Ash Urbaningrum, nama yang aneh—setidaknya menurut Janna. Nama itu juga tertera di name tag yang tersemat di kerudung putihnya, di dada kirinya. Dia memang tampak dewasa dengan pakaian resmi seperti itu, tapi juga sekaligus tampak akrab dan kental kesan sebaya dengan Janna.
Seperti kakak kelas, pikir Janna. Tapi …
Janna mesti akui, dia tidak bisa melepas perhatiannya dari mata gadis itu. Merah darah, namun tampak jernih. Apa dia manusia?
“Ada apa? Aku perhatikan kamu lirik-lirik terus.”
Janna sempat terperanjat dan segera merunduk. Dia dan Ash sedang duduk berhadapan di meja sebuah kafe dan masing-masing sedang menikmati sepotong roti lapis dan sebotol air. Ash yang mentraktir, tentu saja. Janna tidak menyangkanya. Ketika Ash mengajaknya menonton sebuah pertarungan, dia menyangka akan dibawaanya ke semacam arena octagon di tengah ruangan luas dan mesti duduk di barisan bangku yang mengililingi arena itu. Tapi ternyata, dia diajak ke sebuah kafe, lewat lift yang sebelumnya dia naiki bersama Arie (dan pengalaman menaiki lift yang hanya berselang satu detik itu membuat Janna harus berhenti menduga kalau itu lift, meski tidak tahu harus memanggilnya apa).

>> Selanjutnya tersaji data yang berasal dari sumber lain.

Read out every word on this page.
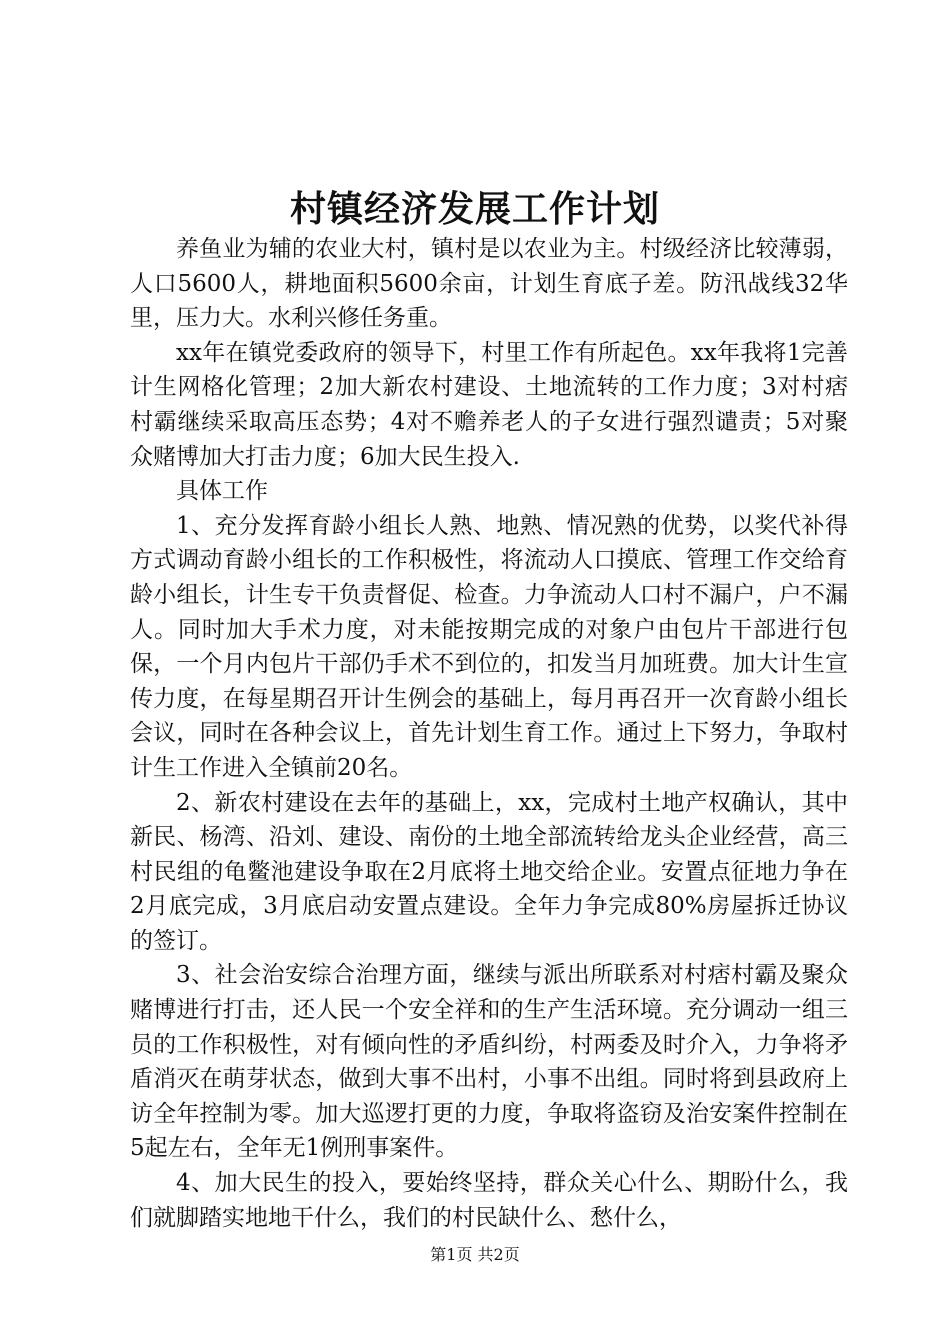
村镇经济发展工作计划

养鱼业为辅的农业大村，镇村是以农业为主。村级经济比较薄弱，人口5600人，耕地面积5600余亩，计划生育底子差。防汛战线32华里，压力大。水利兴修任务重。

xx年在镇党委政府的领导下，村里工作有所起色。xx年我将1完善计生网格化管理；2加大新农村建设、土地流转的工作力度；3对村痞村霸继续采取高压态势；4对不赡养老人的子女进行强烈谴责；5对聚众赌博加大打击力度；6加大民生投入.

具体工作

1、充分发挥育龄小组长人熟、地熟、情况熟的优势，以奖代补得方式调动育龄小组长的工作积极性，将流动人口摸底、管理工作交给育龄小组长，计生专干负责督促、检查。力争流动人口村不漏户，户不漏人。同时加大手术力度，对未能按期完成的对象户由包片干部进行包保，一个月内包片干部仍手术不到位的，扣发当月加班费。加大计生宣传力度，在每星期召开计生例会的基础上，每月再召开一次育龄小组长会议，同时在各种会议上，首先计划生育工作。通过上下努力，争取村计生工作进入全镇前20名。

2、新农村建设在去年的基础上，xx，完成村土地产权确认，其中新民、杨湾、沿刘、建设、南份的土地全部流转给龙头企业经营，高三村民组的龟鳖池建设争取在2月底将土地交给企业。安置点征地力争在2月底完成，3月底启动安置点建设。全年力争完成80%房屋拆迁协议的签订。

3、社会治安综合治理方面，继续与派出所联系对村痞村霸及聚众赌博进行打击，还人民一个安全祥和的生产生活环境。充分调动一组三员的工作积极性，对有倾向性的矛盾纠纷，村两委及时介入，力争将矛盾消灭在萌芽状态，做到大事不出村，小事不出组。同时将到县政府上访全年控制为零。加大巡逻打更的力度，争取将盗窃及治安案件控制在5起左右，全年无1例刑事案件。

4、加大民生的投入，要始终坚持，群众关心什么、期盼什么，我们就脚踏实地地干什么，我们的村民缺什么、愁什么，

第1页 共2页
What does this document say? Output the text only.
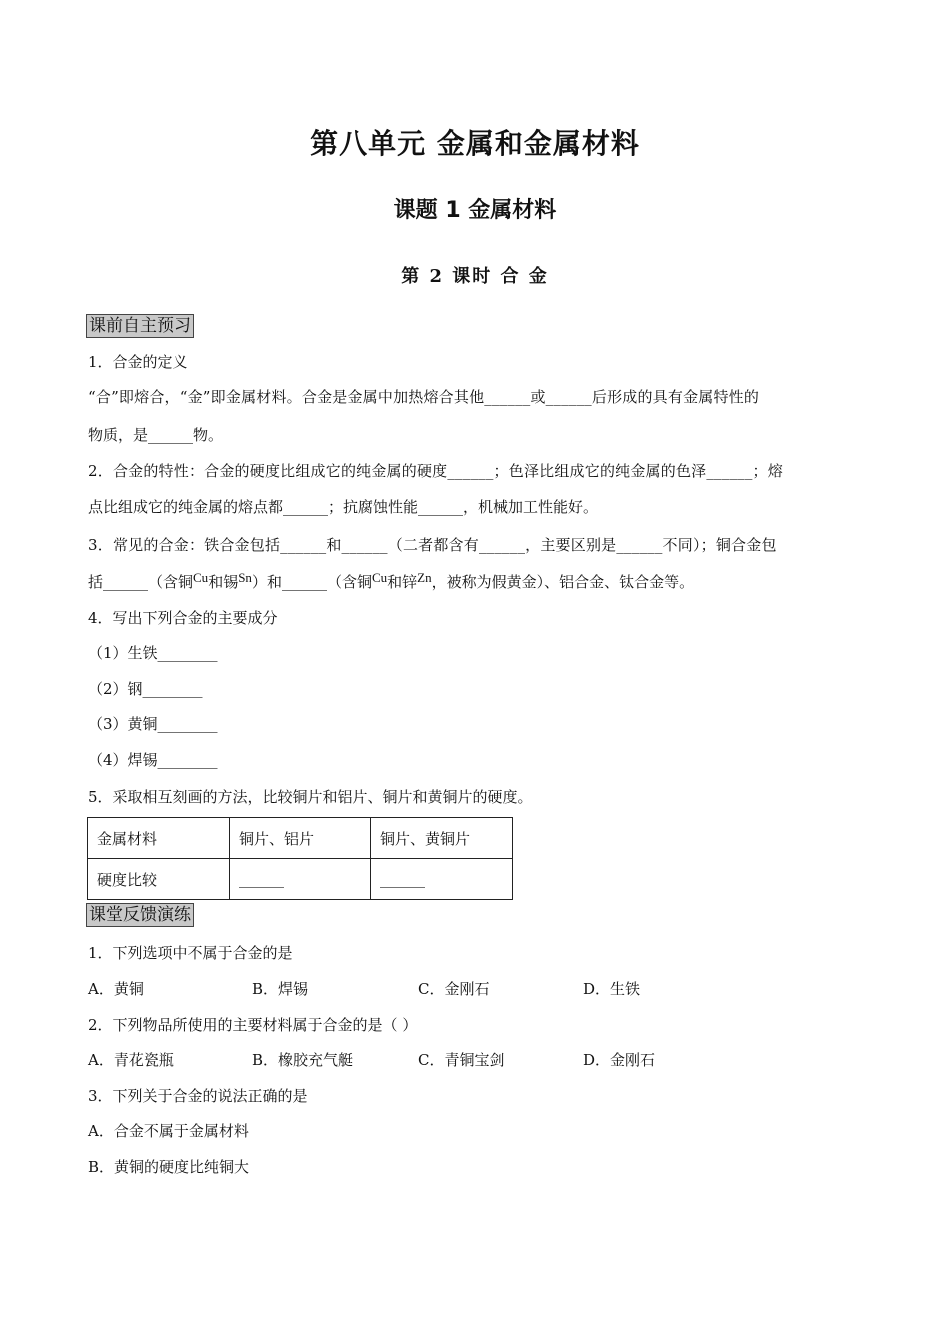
第八单元 金属和金属材料
课题 1 金属材料
第 2 课时 合 金
课前自主预习
1．合金的定义
“合”即熔合，“金”即金属材料。合金是金属中加热熔合其他______或______后形成的具有金属特性的
物质，是______物。
2．合金的特性：合金的硬度比组成它的纯金属的硬度______；色泽比组成它的纯金属的色泽______；熔
点比组成它的纯金属的熔点都______；抗腐蚀性能______，机械加工性能好。
3．常见的合金：铁合金包括______和______（二者都含有______，主要区别是______不同）；铜合金包
括______（含铜Cu和锡Sn）和______（含铜Cu和锌Zn，被称为假黄金）、铝合金、钛合金等。
4．写出下列合金的主要成分
（1）生铁________
（2）钢________
（3）黄铜________
（4）焊锡________
5．采取相互刻画的方法，比较铜片和铝片、铜片和黄铜片的硬度。
金属材料	铜片、铝片	铜片、黄铜片
硬度比较	______	______
课堂反馈演练
1．下列选项中不属于合金的是
A．黄铜	B．焊锡	C．金刚石	D．生铁
2．下列物品所使用的主要材料属于合金的是（ ）
A．青花瓷瓶	B．橡胶充气艇	C．青铜宝剑	D．金刚石
3．下列关于合金的说法正确的是
A．合金不属于金属材料
B．黄铜的硬度比纯铜大
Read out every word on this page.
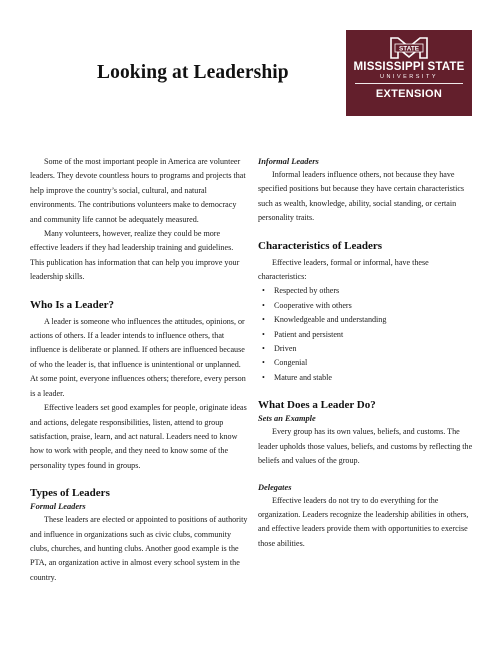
Looking at Leadership
STATE
MISSISSIPPI STATE
UNIVERSITY
EXTENSION

Some of the most important people in America are volunteer leaders. They devote countless hours to programs and projects that help improve the country’s social, cultural, and natural environments. The contributions volunteers make to democracy and community life cannot be adequately measured.

Many volunteers, however, realize they could be more effective leaders if they had leadership training and guidelines. This publication has information that can help you improve your leadership skills.

Who Is a Leader?

A leader is someone who influences the attitudes, opinions, or actions of others. If a leader intends to influence others, that influence is deliberate or planned. If others are influenced because of who the leader is, that influence is unintentional or unplanned. At some point, everyone influences others; therefore, every person is a leader.

Effective leaders set good examples for people, originate ideas and actions, delegate responsibilities, listen, attend to group satisfaction, praise, learn, and act natural. Leaders need to know how to work with people, and they need to know some of the personality types found in groups.

Types of Leaders
Formal Leaders

These leaders are elected or appointed to positions of authority and influence in organizations such as civic clubs, community clubs, churches, and hunting clubs. Another good example is the PTA, an organization active in almost every school system in the country.

Informal Leaders

Informal leaders influence others, not because they have specified positions but because they have certain characteristics such as wealth, knowledge, ability, social standing, or certain personality traits.

Characteristics of Leaders

Effective leaders, formal or informal, have these characteristics:

• Respected by others
• Cooperative with others
• Knowledgeable and understanding
• Patient and persistent
• Driven
• Congenial
• Mature and stable
What Does a Leader Do?
Sets an Example

Every group has its own values, beliefs, and customs. The leader upholds those values, beliefs, and customs by reflecting the beliefs and values of the group.

Delegates

Effective leaders do not try to do everything for the organization. Leaders recognize the leadership abilities in others, and effective leaders provide them with opportunities to exercise those abilities.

Kafe itu cukup ramai. Meski pengunjung kafe itu kebanyakan manusia sepertinya, Janna sempat melihat sosok-sosok tak lazim seperti perempuan berambut ular atau laki-laki kekar berkepala harimau. Mungkin ketidaklaziman itu yang membuat Janna melihat mata Ash dan menyangka gadis itu bukan manusia biasa.
“Ma-maaf. Tapi … mata kamu ….” Janna tergagap.
“Oh. Aku dulu juga seorang petarung. Aku dulu punya pengawal elemen udara bernama Stratos. Kami kalah dan aku sempat cedera. Mata ini hasilnya. Ada pembuluh darah yang pecah di mataku.”
“Oh, maaf.”
Ash mengibaskan tangannya. “Tidak usah minta maaf. Justu dengan mata ini, aku bisa bekerja pada Nyonya Kore.”
“Nyonya Kore? Aku jadi penasaran, siapa beliau sebenarnya? Tadi melihat Arie seperti pemanasan dulu untuk menemuinya, apa beliau petarung juga?”
Ash terkekeh. “Bukan, bukan! Kalau aku menyebutnya dengan nama Persefone kamu akan tahu?”
Janna menggeleng. “Apa dari mitologi Yunani juga?”
“Yup! Ratu dunia bawah.”
Lalu Janna rasakan suasana kafe berubah. Janna beralih memperhatikan sekitarnya dan melihat semua pengunjung menatap satu arah. Janna perhatikan mereka melihat ke salah satu sisi ruangan dan melihat dinding di sana beralih warna dan kemudian bergerak seperti sebuah layar. Lalu dilihatnya di layar itu wajah paruh baya berjanggut putih lebat dengan kepala setengah botak berkuncir panjang yang juga sudah memutih. Tubuhnya tampak kekar dengan balutan kaus hitam berkerah, celana katun yang juga hitam dan sarung tangan yang juga hitam. Dia memegang mikrofon dan berbicara dengan suara lantang.